Here’s a neat bit of “bridge” or “glue” software for today – SASSIE is a python-based suite for creating atomistic models of molecular systems in order to compare those models directly to data from small-angle X-ray scattering (SAXS) and small-angle neutron scattering (SANS) experiments.  SASSIE is the work of Joseph Curtis and Susan Krueger from the NIST Center for Neutron Research.  You can use SASSIE to generate and manipulate large numbers of structures and to calculate the SANS, SAXS, and neutron reflectivity profiles from atomistic structures that result from molecular dynamics (MD) or Monte Carlo (MC) simulations.

“Bridge” or “glue” software increases the functionality of other software by making the data formats from one package usable as input to another.  In SASSIE’s case, the molecular dynamics package being used is NAMD (from the Theoretical and Computational Biophysics Group at UIUC), along with scattering calculators Cryson and Crysol.  The Hydropro package is used for calculating hydrodynamic properties.  (Note that Cryson, Crysol, and Hydropro are not open source programs.  Boo.)

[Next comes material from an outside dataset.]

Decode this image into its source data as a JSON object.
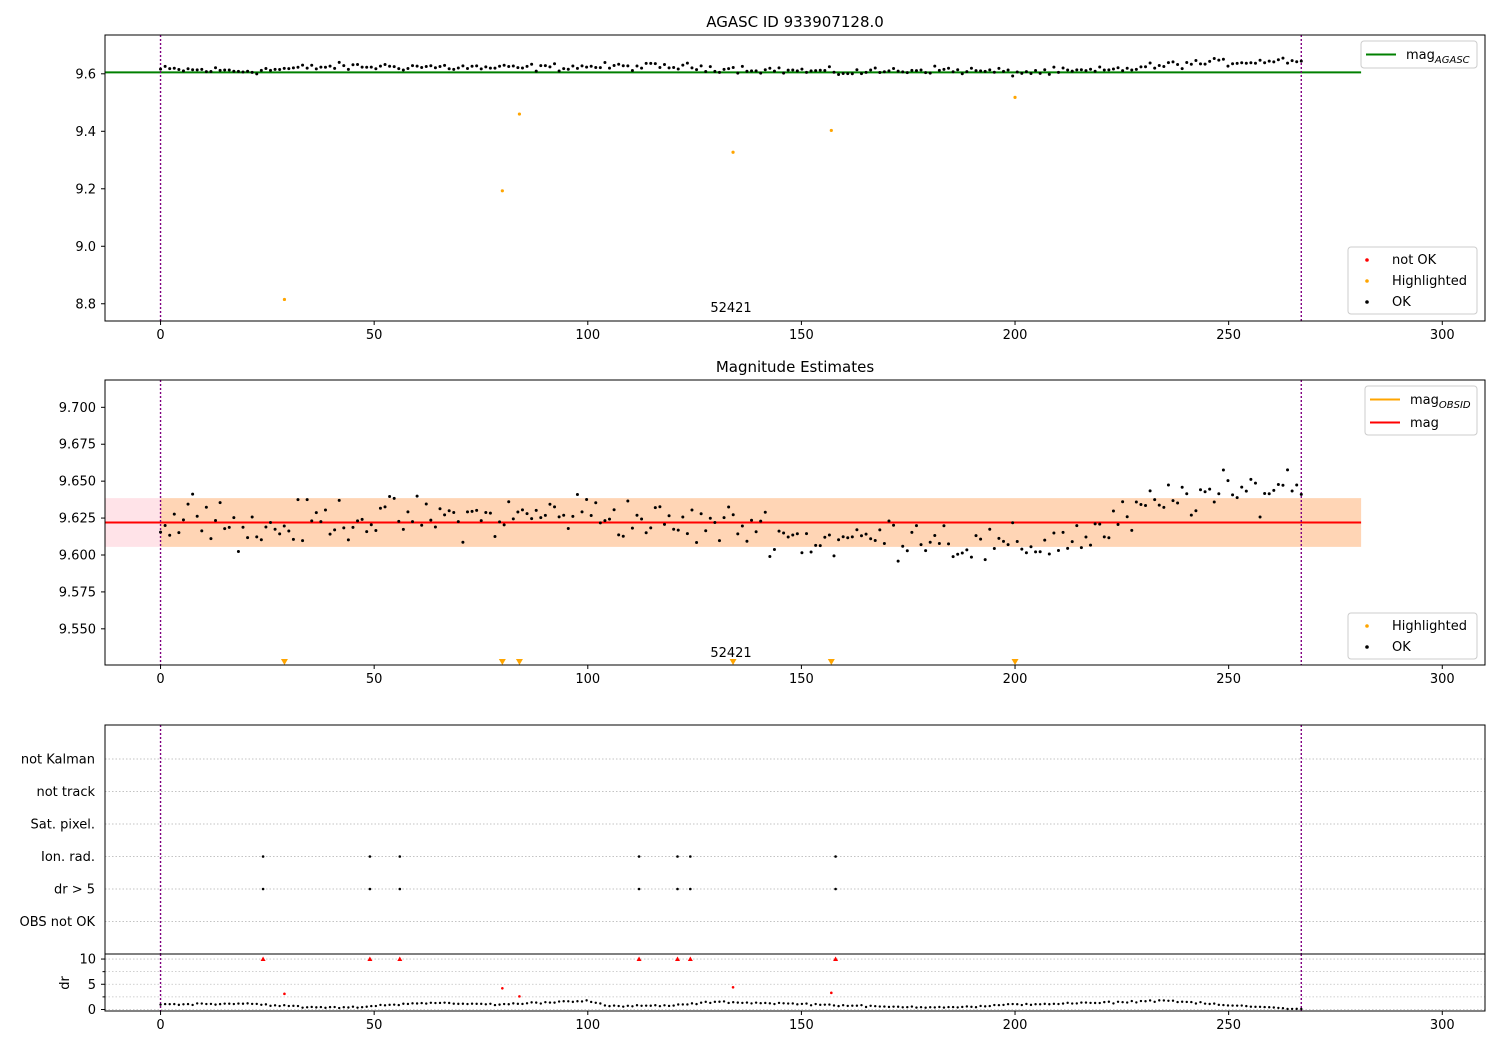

SASSIE isn’t quite a full-bore open source project yet.  I was able to download the source here (159 MB download), but there’s a registration barrier in the way on the SASSIE trac site.  I’m not sure why the small-angle scattering community locks up their code like this.  It discourages re-use, and doesn’t provide any extra benefit to the authors of the code or the home institution.  Likewise, Cryson and Crysol both appear to have an academic and research license (again, not open source).

SASSIE looks interesting.  I’m not in the small-angle scattering community, but I really like the bridge between atomistic simulation and experiment, and the code looks like it has some very useful pieces that could be reused in interesting ways.